XXIX Я почуял опасность раньше всех, когда услыхал, что христиане стали изгонять из своих рядов аскетов-догматиков и краснобаев-утопистов, распаляющих истеричность, на которой далеко не уедешь. С догматиками и утопистами не побеждает ни одна доктрина.
XXX Сначала я предложил им конкордат, переговоры, ибо я не был Нероном и руки у меня не чесались зря крошить людей. Я избрал в качестве базы для соглашения монотеистическую формулу Аврелиана. Я предложил выкинуть весь gang [17] никчемных греческих богов, насаждающих блуд и геноцид.

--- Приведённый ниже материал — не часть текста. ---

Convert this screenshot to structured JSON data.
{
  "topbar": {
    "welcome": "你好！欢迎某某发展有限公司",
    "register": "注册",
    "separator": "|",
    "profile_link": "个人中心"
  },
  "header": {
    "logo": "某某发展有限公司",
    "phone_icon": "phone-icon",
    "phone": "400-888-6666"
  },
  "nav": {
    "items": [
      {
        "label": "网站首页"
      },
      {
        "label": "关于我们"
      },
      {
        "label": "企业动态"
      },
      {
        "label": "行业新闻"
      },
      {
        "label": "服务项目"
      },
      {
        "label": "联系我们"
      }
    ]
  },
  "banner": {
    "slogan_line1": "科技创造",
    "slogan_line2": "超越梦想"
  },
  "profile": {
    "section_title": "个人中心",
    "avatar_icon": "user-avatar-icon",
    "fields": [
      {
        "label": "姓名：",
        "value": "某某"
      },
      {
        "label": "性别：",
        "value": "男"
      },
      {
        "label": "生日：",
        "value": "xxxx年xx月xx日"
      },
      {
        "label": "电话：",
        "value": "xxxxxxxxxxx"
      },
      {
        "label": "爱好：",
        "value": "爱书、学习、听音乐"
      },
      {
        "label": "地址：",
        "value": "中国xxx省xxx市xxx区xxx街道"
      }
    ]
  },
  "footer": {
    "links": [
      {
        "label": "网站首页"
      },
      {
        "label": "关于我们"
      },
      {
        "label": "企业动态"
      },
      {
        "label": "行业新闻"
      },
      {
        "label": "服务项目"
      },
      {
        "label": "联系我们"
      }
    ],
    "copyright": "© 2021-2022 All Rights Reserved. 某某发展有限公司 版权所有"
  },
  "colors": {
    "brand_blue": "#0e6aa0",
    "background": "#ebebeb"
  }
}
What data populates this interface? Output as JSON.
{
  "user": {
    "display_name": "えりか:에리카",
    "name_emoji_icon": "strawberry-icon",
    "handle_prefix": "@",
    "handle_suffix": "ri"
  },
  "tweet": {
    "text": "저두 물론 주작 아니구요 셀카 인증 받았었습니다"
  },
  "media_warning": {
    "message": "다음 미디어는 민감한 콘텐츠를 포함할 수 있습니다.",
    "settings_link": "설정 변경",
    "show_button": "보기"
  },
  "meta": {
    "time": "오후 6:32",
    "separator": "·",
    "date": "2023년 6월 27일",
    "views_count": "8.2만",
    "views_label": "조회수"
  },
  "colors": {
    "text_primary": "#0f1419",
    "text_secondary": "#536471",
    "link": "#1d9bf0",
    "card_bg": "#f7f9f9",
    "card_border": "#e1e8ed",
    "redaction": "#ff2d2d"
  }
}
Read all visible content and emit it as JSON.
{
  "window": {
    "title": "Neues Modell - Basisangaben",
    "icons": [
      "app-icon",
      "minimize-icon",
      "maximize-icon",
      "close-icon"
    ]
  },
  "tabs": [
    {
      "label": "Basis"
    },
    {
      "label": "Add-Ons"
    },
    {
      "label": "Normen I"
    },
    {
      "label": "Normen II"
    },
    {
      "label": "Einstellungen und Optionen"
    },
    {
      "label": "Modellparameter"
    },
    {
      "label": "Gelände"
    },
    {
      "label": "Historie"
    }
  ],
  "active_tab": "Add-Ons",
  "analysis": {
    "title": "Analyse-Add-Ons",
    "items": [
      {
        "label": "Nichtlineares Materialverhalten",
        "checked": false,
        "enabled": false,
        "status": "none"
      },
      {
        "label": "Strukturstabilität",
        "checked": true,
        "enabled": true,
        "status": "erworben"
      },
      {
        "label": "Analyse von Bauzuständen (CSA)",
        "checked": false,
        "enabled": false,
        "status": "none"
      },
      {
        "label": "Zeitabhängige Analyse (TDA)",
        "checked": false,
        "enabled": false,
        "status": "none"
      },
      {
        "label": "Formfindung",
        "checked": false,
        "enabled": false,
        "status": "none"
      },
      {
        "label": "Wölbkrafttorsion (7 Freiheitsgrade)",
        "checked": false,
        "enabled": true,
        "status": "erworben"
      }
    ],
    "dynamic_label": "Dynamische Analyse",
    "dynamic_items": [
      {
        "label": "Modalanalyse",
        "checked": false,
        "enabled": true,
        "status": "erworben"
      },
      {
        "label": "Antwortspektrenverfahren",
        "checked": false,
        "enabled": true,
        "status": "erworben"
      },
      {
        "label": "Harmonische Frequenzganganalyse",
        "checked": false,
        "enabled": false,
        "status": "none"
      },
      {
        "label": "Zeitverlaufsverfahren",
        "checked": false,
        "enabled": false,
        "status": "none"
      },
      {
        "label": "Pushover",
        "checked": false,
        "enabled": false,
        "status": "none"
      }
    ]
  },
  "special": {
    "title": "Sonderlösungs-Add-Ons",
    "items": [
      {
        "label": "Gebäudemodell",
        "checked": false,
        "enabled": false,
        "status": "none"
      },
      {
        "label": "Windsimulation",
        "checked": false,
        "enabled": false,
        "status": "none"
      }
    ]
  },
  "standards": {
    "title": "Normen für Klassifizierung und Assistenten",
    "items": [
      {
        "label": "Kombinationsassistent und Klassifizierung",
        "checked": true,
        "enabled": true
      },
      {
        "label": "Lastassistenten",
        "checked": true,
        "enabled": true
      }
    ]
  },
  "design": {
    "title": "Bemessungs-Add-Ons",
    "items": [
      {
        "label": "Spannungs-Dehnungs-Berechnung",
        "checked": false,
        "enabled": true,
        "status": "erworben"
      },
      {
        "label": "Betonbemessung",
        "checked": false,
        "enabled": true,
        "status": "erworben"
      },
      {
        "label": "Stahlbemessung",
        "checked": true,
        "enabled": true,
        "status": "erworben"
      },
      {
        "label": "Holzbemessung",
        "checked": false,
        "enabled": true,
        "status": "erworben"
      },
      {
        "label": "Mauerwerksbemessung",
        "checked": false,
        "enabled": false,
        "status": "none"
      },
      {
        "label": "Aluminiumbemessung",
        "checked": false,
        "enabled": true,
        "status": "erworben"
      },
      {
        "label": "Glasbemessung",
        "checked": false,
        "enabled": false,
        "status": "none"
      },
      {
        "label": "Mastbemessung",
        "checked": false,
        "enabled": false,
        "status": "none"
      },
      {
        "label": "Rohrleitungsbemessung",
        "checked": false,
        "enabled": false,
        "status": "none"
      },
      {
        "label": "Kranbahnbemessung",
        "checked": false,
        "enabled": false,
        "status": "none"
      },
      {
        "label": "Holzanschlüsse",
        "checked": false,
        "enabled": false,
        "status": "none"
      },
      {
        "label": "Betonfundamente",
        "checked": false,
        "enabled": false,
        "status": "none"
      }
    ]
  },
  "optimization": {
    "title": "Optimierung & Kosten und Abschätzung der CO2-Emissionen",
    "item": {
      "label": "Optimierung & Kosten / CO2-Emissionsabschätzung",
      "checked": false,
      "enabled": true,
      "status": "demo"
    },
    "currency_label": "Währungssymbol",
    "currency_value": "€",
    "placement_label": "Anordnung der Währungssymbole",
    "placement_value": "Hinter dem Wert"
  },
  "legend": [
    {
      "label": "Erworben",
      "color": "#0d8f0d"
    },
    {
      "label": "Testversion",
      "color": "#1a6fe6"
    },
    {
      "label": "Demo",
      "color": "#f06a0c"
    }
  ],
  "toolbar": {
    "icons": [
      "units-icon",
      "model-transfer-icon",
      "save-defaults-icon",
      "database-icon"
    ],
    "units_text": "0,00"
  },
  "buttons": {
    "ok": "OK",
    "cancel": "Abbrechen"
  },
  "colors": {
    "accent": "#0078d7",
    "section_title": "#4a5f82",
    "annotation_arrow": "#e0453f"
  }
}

Они уже ни к черту не годятся для теогонии и выродились в смехотворных персонажей комического театра.
XXXI Я попытался объединить империю и слить все секты, введя культ единого избранного бога — Солнца или Юпитера, но наткнулся на неподатливую волю христиан: они с великим удовольствием воспринимают идею единого бога, но только если это будет их бог. Говорю вам, они — орешек твердый.
XXXII Они назначили по своему епископу в каждую мою префектуру, обосновались в каждой конторе моего имперского административного аппарата, стали внедрять свой катехизис в моих войсках, на заре крестить солдат да исповедовать центурионов.
XXXIII Когда до меня дошло, что Себастиан, трибун первой преторианской когорты, слушал проповеди понтифика — вопреки запретам своего императора; что Мавриций, командир Фиванского легиона, отказывался приносить жертвы богам, нарушая распоряжения своего высшего начальства; когда я увидел храбрейших воинов, тигров в бою, уложивших по сотне варваров каждый, — когда я увидел, как они слушают дурацкий катехизис, который им приказывает: люби врага, подставь другую щеку, — я понял, что моя затея восстановить былую мощь империи в пяти шагах от гибели, потому что войско без дисциплины — не войско, войско без ярости — тоже не войско, а если Рим потеряет свои войска, arrivederci, Roma! [18]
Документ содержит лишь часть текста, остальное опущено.